Projects in the AI3 steer key development efforts for LLNL's programs. AI3 will serve as the foundation for a cohesive view of AI for applied science, built upon LLNL’s cognitive simulation approach that combines state-of-the-art AI technologies with leading-edge supercomputing. The approach has sparked improvements in models for inertial confinement fusion (ICF), predictive biology, advanced manufacturing, and other areas. We also plan to develop and democratize large datasets to share with the broader scientific community, and to create open benchmarks to run on some of the world’s fastest supercomputers, testing the limits and potential of AI at the largest scale of science and technology.
Accelerated Material Discovery
HPC-scale AI for molecule development and synthesis
Generative AI models have made headway in suggesting new concepts with specified molecular properties for small molecules, peptides, and gene sequences, so we see an opportunity to explore that technology for materials science. High-performance technical applications in industry, energy, transportation, and medicine are dependent on a variety of materials. We are working developing large new large datasets for ML and applying AI on our supercomputers. Specifically, we're focusing on materials with complex synthesis and polymeric properties. In addition to creating public datasets drawing from public databases and data found in scientific literature, we are coming up with new generative modeling approaches to suggest molecular and complex polymer specifications (molecular structure, synthesis, processing) for targeted high-performance properties.
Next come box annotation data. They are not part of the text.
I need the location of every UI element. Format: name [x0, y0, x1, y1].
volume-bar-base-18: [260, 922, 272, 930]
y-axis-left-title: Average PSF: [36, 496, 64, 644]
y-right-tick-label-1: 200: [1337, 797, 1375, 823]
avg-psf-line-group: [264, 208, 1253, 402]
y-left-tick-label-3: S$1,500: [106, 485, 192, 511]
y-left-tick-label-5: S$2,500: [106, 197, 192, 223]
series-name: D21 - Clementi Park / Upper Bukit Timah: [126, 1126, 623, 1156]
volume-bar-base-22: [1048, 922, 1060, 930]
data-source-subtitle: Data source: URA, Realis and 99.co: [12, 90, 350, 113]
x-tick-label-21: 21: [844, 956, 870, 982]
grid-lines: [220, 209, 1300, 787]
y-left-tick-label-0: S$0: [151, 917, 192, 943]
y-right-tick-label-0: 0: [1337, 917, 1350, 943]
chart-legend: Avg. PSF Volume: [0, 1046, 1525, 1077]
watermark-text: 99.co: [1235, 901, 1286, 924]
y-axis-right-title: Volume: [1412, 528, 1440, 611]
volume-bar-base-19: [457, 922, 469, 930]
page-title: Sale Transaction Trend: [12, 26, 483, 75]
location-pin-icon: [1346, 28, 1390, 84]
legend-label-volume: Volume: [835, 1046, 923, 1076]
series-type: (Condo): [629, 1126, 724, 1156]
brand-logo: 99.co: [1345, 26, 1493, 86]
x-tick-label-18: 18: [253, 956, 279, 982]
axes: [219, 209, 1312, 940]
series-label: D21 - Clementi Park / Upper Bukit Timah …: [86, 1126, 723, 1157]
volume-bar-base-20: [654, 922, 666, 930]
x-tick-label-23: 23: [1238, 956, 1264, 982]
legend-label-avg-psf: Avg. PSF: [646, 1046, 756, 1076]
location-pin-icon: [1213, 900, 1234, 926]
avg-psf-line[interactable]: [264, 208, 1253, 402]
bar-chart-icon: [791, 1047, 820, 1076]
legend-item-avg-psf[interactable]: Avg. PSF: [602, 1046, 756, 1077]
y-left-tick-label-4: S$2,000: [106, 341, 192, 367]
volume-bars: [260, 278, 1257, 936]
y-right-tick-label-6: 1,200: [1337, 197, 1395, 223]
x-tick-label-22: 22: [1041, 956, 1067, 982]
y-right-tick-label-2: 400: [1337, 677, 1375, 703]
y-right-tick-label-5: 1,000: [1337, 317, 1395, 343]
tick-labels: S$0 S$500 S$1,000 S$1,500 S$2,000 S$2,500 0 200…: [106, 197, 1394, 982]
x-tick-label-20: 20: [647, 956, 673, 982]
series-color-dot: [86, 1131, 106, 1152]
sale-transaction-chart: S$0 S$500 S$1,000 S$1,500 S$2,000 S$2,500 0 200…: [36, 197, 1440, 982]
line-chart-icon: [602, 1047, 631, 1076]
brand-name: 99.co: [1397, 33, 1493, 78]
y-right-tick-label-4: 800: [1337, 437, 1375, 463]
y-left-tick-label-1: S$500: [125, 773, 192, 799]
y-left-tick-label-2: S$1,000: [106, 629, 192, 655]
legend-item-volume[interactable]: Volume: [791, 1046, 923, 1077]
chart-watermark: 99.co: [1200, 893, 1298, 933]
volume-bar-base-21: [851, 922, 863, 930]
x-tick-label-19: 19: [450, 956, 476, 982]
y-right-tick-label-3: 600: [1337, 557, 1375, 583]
Unsupervised Learning & Design
AI theory, software, and hardware for experiment analysis and design
Detailed simulation models rely on approximations that prevent them from perfectly predicting the real world. New AI techniques allow us to combine simulation and experimental data to improve these predictions. In this project, we're developing AI and statistical tools (i.e., theory and software) to improve our prediction models and leveraging computational hardware (e.g., cloud vs. on-premises solutions) that enables these new tools. This effort requires exploring questions about (1) the acceptable level of discrepancy between simulations and experiments while still producing reliable predictions, (2) statistical analysis of likelihoods and other factors, and (3) computational costs and tradeoffs. One of our goals is to produce a roadmap for AI-based model improvement that works across a range of scientific applications including predictive biology, climate science, and ICF experiments and simulations.
“Self-driving” capability to select experimental parameters
Executing experiments requires enormous efforts from scientists to perform routine analysis, compare experimental data with simulations, and develop the conditions for the next experiment. New facilities, like high-repetition-rate high-intensity lasers, produce huge amounts of data on timescales far too fast for humans to select the next experiment. We're exploring AI tools and computational hardware to combine simulation models and real-time experimental data with less human intervention. Such automated methods for experimental execution will allow facilities to “self-drive” (or experiments to “self-steer”) to collect more and higher quality data, deliver improved experimental performance, generate better predictive models, and increase exploration of the experimental regime. Applications in multiple scientific domains are possible. Our testbed will be a high-repetition-rate laser that executes experiments 3 times per second. The goal will be to develop very bright, high-energy proton beams tailored for specific science and medical applications, while improving our models of the underlying phenomena.
AI methods for improving production parts and processes
Advanced manufacturing production processes, including 3D printing, are complex and produce parts that require careful inspection to ensure they are high quality and defect-free. Working with industry partners, we're using new AI techniques to build detailed computer models of manufacturing processes and parts. These “digital twins” (i.e., a virtual representation of a real object) are used in conjunction with other ML techniques to optimize the process, catch existing errors, prevent new ones, and ensure the timely delivery of high-quality parts. This effort has implications for stockpile stewardship and other mission areas where advanced materials are needed.
Hardware Accelerators & Compute Power
Next-generation HPC resources to drive AI capabilities
The repetitive calculations necessary for AI algorithms can potentially be done far faster on cutting-edge computer chips. When paired with traditional supercomputers, AI accelerators can potentially speed up and improve simulations of fluid flow, drug design, nuclear fusion, and more. We're exploring new ways to run scientific simulations using these accelerators with an eye toward defining the next-generation of supercomputing platform. (Cerebras and SambaNova partnerships are recent examples.) Alongside this effort, we're looking ahead to the arrival of El Capitan, the Lab's first exascale HPC system coming online in a couple of years. capable of running more than 1 quintillion (1018) calculations per second, El Capitan will open up new possibilities for numerical simulation and design. We're developing a novel AI-driven approach to ICF design that takes full advantage of this. Our approach uses millions of simulations of fusion implosions to find an optimal digital design—essentially a "deepfake" physics design. Capitalizing on LLNL's recent experimental success generating over a millijoule of fusion energy, we will fire our “deepfake” digital design with the goal of bringing it to life at the Lab's National Ignition Facility.